L’agriculture a déjà contribué à l’atténuation des émissions de gaz à effet de serre
Depuis 20 ans, agriculture et sylviculture réunies ont réduit de 10 % leurs émissions. Le semis direct par exemple permet de diminuer de 40 % la consommation de carburant par rapport au labour. Mais le poste « carburants » ne représente que 10 % des émissions de GES d’origine agricole. Au final, l’impact du semis direct sur la consommation totale d’énergie est beaucoup plus faible, de 12 % seulement, si on intègre non seulement la mécanisation, les phytosanitaires épandus en plus grande quantité, les engrais et les semences. En effet en grandes cultures, la principale émission de CO2 viendrait de l’usage des engrais azotés. Le pilotage de la fertilisation azotée est donc un levier sur lequel on peut agir qu’il s’agisse des engrais minéraux, organiques ou de la valorisation des légumineuses pour économiser l’azote de synthèse.

Atténuation et adaptation
Mais la principale contribution de l’agriculture à la lutte contre les émissions de GES est son rôle dans la séquestration du carbone, estime Gérard Morice. Par exemple, selon les travaux d’Arvalis, un hectare de blé recycle quatre fois plus de CO2 qu’il n’en consomme. Quand un hectare de blé émet 3 429 kg équivalent CO2 par hectare à travers le travail du sol, la fertilisation, le semis, la protection phytosanitaire, la récolte, il en fixe 13 970 kg équivalent CO2 dans les grains et dans la paille exportée. Sans oublier le stockage du carbone par les cultures intermédiaires. Selon Jean-François Soussana, directeur scientifique environnement de l’Inra, stocker chaque année 4/1 000 de stock de carbone en plus dans les sols (cultures, prairies, forêt) permettrait de contrebalancer la croissance des émissions annuelles de CO2. « L’augmentation de la production de biomasse est donc probablement le potentiel le plus important de lutte contre le changement climatique », en agriculture, résume-t-il.
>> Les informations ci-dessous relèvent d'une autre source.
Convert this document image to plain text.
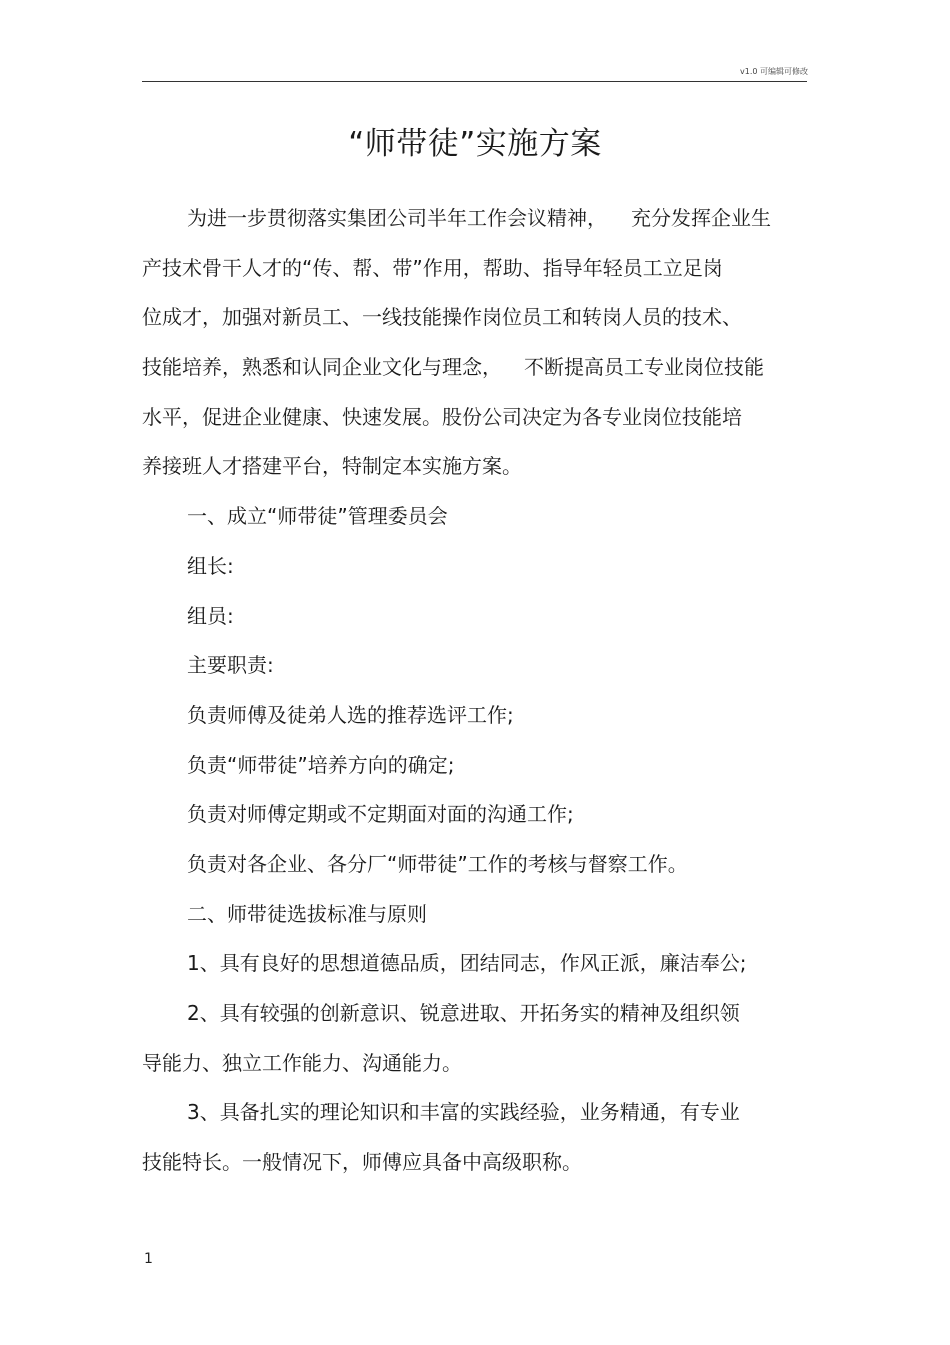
v1.0 可编辑可修改
“师带徒”实施方案
为进一步贯彻落实集团公司半年工作会议精神， 充分发挥企业生
产技术骨干人才的“传、帮、带”作用，帮助、指导年轻员工立足岗
位成才，加强对新员工、一线技能操作岗位员工和转岗人员的技术、
技能培养，熟悉和认同企业文化与理念， 不断提高员工专业岗位技能
水平，促进企业健康、快速发展。股份公司决定为各专业岗位技能培
养接班人才搭建平台，特制定本实施方案。
一、成立“师带徒”管理委员会
组长:
组员:
主要职责:
负责师傅及徒弟人选的推荐选评工作;
负责“师带徒”培养方向的确定;
负责对师傅定期或不定期面对面的沟通工作;
负责对各企业、各分厂“师带徒”工作的考核与督察工作。
二、师带徒选拔标准与原则
1、具有良好的思想道德品质，团结同志，作风正派，廉洁奉公;
2、具有较强的创新意识、锐意进取、开拓务实的精神及组织领
导能力、独立工作能力、沟通能力。
3、具备扎实的理论知识和丰富的实践经验，业务精通，有专业
技能特长。一般情况下，师傅应具备中高级职称。
1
Le réchauffement climatique, c’est aussi une plus forte variabilité climatique avec la récurrence de phénomènes extrêmes sans équivalent depuis plusieurs siècles : canicules et sécheresses estivales (été 2003 en France, été 2010 en Russie), précipitations intenses (printemps 2007 en Angleterre). Ces événements ont fait chuter de 20 à 30 % les rendements des cultures selon Jean-François Soussana. L’agriculture peut s’y adapter en faisant évoluer ses pratiques culturales : date de semis, récolte, diversification des cultures, en améliorant la gestion de l’eau (stockage l’hiver pour la restituer l’été). Une autre piste porte sur la génétique végétale pour améliorer la tolérance aux températures élevées et au stress hydrique, ainsi que la résistance aux agresseurs et aux maladies. Bref, comme le souligne Jean-François Soussana, dans AgroMag de juillet, août, septembre 2015, la revue des ingénieurs agronomes, le secteur agricole pourra entrer dans l’agenda des solutions au changement climatique, lors de la COP 21 en décembre prochain Paris.